In 2002, Our Singles-Issue Cover Model Was the Future First Lady of the United States
By Christopher Bonanos

Melania is the one on the right. Photo: New York Magazine

New York Media Press Room

REREAD FEB. 27, 2020

New York Magazine has, over the years, published quite a few issues devoted to single life and dating, often around Valentine’s Day. In February 2002 — a few months after the 9/11 attacks, when first responders, especially those of the FDNY, were on everyone’s mind — our editors had the last-minute idea of recreating Alfred Eisenstaedt’s 1945 photograph of the sailor and nurse in Times Square on V-J Day. The photographer Firooz Zahedi, on barely any notice, made the picture you see here. The guy was not a model in costume but a real New York City firefighter (and part-time model) named Daniel T. Keane; the young woman was, similarly, hired from a modeling agency. These days, the image perhaps seems a little corny — even if you set aside the contemporary controversy about Eisenstaedt’s original — although we will note that it accurately reflects the sentiment of the time. That, however, is not what is most interesting about it.

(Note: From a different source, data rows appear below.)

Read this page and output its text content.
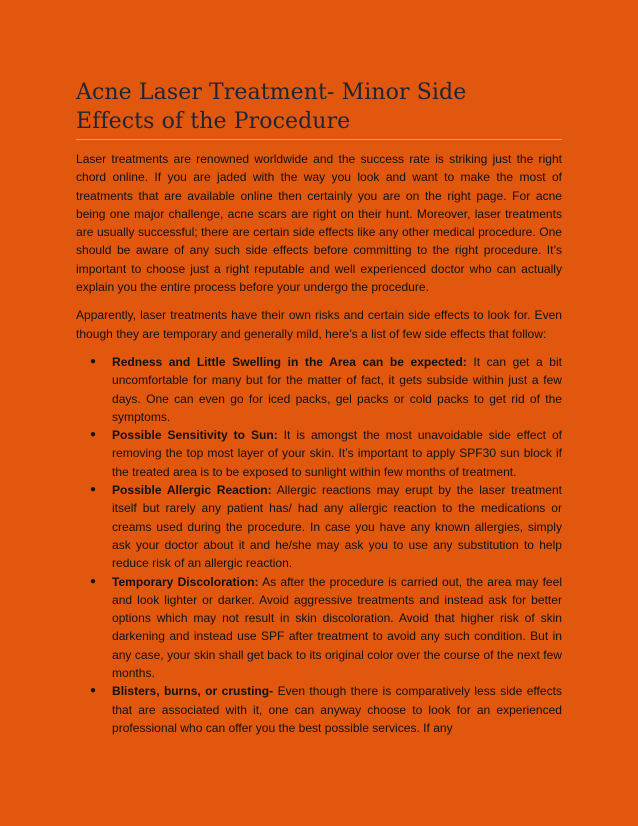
Acne Laser Treatment- Minor Side
Effects of the Procedure

Laser treatments are renowned worldwide and the success rate is striking just the right chord online. If you are jaded with the way you look and want to make the most of treatments that are available online then certainly you are on the right page. For acne being one major challenge, acne scars are right on their hunt. Moreover, laser treatments are usually successful; there are certain side effects like any other medical procedure. One should be aware of any such side effects before committing to the right procedure. It’s important to choose just a right reputable and well experienced doctor who can actually explain you the entire process before your undergo the procedure.

Apparently, laser treatments have their own risks and certain side effects to look for. Even though they are temporary and generally mild, here’s a list of few side effects that follow:

● Redness and Little Swelling in the Area can be expected: It can get a bit uncomfortable for many but for the matter of fact, it gets subside within just a few days. One can even go for iced packs, gel packs or cold packs to get rid of the symptoms.
● Possible Sensitivity to Sun: It is amongst the most unavoidable side effect of removing the top most layer of your skin. It’s important to apply SPF30 sun block if the treated area is to be exposed to sunlight within few months of treatment.
● Possible Allergic Reaction: Allergic reactions may erupt by the laser treatment itself but rarely any patient has/ had any allergic reaction to the medications or creams used during the procedure. In case you have any known allergies, simply ask your doctor about it and he/she may ask you to use any substitution to help reduce risk of an allergic reaction.
● Temporary Discoloration: As after the procedure is carried out, the area may feel and look lighter or darker. Avoid aggressive treatments and instead ask for better options which may not result in skin discoloration. Avoid that higher risk of skin darkening and instead use SPF after treatment to avoid any such condition. But in any case, your skin shall get back to its original color over the course of the next few months.
● Blisters, burns, or crusting- Even though there is comparatively less side effects that are associated with it, one can anyway choose to look for an experienced professional who can offer you the best possible services. If any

Recently, the journalist Matt Haber learned (via this Flickr post) something that we at New York had forgotten: The female model we’d hired was a pretty young Slovenian named Melania Knauss, who had been dating a New York real-estate developer on and off for several years, and married him a couple of years after that. We did not, at the time, expect to be working with the future First Lady of the United States. But we were.

Photo: New York Magazine

This past week, Haber called up Keane, who is now an FDNY battalion chief and remembers the shoot well. “The person who was doing my hair and makeup, they said, ‘Do you know who that is?’” he recalls. “I don’t know any models, I really wasn’t into the scene. And they said, ‘That’s Melania Knauss… That’s Donald Trump’s girlfriend.’ And I said, ‘Oh, okay.’” As he recalls it, they struck the pose “a couple hundred times” for the camera. Caroline Miller, who was New York’s editor back then, also offered Haber some context: “After 9/11 firefighters were the heroes of New York—they were the rock stars,” she says. “We wanted to show that.” And, she adds, “there was also the twist that she was grabbing him.”

It was not her last time on our cover, by the way: Melania appeared a second time, for a story about the Met Gala, in 2005. She’s under her own name there, and we knew about that one.